You have all the ingredients you need. The Fourier transform of $\frac{1}{1+t^2}$ gives you an exponential function (by the relation between the Cauchy distribution and the Laplace distribution), the Fourier transform of $\sqrt{t}$ gives you a $\frac{1}{\sqrt{\omega}}$, apply the change of variable $\omega=x^2$ and you are done.

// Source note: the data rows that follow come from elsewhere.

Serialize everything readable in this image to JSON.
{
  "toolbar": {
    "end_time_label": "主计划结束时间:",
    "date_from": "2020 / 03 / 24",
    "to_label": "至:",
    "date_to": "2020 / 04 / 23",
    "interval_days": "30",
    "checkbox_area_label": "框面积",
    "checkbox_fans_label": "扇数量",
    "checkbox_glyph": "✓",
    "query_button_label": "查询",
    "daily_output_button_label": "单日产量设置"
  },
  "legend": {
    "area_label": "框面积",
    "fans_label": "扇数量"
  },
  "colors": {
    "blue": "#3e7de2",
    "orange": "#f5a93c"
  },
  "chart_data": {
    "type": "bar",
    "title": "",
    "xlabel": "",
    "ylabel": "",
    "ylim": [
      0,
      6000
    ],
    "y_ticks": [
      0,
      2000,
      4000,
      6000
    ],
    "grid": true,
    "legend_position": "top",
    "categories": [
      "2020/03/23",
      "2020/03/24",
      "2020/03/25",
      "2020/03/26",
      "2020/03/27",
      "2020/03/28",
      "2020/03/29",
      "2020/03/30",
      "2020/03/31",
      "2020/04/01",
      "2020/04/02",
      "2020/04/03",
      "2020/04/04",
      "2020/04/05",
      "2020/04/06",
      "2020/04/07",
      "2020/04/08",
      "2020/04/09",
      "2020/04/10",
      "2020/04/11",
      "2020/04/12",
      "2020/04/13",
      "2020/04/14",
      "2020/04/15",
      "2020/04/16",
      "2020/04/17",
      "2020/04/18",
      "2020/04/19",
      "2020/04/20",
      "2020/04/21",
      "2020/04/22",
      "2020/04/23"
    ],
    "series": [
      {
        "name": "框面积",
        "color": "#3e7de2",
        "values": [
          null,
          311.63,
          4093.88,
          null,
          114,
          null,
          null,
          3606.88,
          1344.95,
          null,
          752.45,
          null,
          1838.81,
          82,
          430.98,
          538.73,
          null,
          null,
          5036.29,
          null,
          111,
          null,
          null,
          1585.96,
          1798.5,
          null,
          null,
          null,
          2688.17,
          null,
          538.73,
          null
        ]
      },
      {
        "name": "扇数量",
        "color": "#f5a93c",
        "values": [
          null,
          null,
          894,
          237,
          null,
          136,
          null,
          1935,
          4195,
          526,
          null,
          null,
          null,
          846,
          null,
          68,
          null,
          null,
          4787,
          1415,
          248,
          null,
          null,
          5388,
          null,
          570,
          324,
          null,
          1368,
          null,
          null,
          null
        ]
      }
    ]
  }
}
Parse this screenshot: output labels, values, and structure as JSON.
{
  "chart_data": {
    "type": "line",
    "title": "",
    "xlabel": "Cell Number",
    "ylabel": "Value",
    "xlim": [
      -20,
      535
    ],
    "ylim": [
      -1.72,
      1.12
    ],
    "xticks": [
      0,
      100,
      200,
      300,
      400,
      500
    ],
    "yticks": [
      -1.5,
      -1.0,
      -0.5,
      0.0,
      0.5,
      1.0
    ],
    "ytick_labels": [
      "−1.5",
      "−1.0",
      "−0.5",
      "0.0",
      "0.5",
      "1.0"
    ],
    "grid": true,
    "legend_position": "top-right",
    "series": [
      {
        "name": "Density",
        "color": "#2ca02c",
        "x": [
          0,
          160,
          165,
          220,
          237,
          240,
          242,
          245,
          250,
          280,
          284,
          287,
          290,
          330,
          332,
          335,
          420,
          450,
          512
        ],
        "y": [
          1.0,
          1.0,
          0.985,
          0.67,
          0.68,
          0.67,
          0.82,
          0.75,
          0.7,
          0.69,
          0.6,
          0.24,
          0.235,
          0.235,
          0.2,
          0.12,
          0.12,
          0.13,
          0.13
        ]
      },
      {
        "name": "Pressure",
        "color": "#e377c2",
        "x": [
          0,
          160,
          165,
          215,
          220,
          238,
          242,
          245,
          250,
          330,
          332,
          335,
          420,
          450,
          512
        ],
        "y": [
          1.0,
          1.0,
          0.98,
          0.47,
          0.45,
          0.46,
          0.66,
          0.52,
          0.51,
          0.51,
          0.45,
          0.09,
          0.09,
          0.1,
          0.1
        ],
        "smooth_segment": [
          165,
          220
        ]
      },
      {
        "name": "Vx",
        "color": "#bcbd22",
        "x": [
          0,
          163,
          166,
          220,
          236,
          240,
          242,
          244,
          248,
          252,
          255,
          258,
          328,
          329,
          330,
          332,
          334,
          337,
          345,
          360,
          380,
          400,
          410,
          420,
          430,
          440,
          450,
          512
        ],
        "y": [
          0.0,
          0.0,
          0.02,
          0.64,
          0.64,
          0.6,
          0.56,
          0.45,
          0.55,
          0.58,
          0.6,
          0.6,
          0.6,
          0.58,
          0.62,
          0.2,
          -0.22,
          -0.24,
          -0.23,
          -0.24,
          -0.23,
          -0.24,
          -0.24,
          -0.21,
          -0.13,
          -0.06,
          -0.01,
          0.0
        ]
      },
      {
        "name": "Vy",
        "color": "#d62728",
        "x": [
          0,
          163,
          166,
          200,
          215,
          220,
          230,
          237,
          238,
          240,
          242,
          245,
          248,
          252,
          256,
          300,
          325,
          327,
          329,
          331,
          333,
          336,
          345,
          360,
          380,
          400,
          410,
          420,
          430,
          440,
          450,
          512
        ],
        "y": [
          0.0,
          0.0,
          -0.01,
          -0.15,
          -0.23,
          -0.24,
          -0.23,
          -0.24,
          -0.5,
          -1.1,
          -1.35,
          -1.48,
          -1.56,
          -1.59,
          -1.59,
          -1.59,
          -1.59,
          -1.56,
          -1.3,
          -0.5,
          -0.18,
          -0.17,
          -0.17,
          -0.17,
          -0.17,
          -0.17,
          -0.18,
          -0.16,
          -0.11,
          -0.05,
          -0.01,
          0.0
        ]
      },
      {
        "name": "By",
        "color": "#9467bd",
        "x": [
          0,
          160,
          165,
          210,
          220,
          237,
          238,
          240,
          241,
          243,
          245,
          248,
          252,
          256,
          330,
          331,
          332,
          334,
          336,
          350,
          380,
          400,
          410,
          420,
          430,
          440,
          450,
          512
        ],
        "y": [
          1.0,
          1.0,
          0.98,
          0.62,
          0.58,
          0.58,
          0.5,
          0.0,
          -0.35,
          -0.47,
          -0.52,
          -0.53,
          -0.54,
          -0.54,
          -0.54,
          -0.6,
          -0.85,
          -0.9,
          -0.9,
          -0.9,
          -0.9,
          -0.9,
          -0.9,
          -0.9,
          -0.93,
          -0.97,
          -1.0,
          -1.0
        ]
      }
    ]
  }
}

You may also tackle the problem through the Laplace transform. Namely: $$ \int_{0}^{+\infty}\mathcal{L}\left(\frac{1}{\sqrt{t}}\right)(s)\cdot\mathcal{L}^{-1}\left(\frac{t}{1+t^2}\right)(s)\,ds = \sqrt{\pi}\int_{0}^{+\infty}\frac{\cos(s)}{\sqrt{s}}\,ds =\sqrt{\pi}\underbrace{\int_{-\infty}^{+\infty}\cos(u^2)\,du}_{\text{Fresnel integral}.}$$
You may also invoke Glasser's master theorem: $$ \int_{0}^{+\infty}\frac{\sqrt{t}}{1+t^2}\,dt = \int_{-\infty}^{+\infty}\frac{du}{\left(u-\frac{1}{u}\right)^2+2}=\int_{-\infty}^{+\infty}\frac{dv}{v^2+2}=\color{blue}{\frac{\pi}{\sqrt{2}}}. $$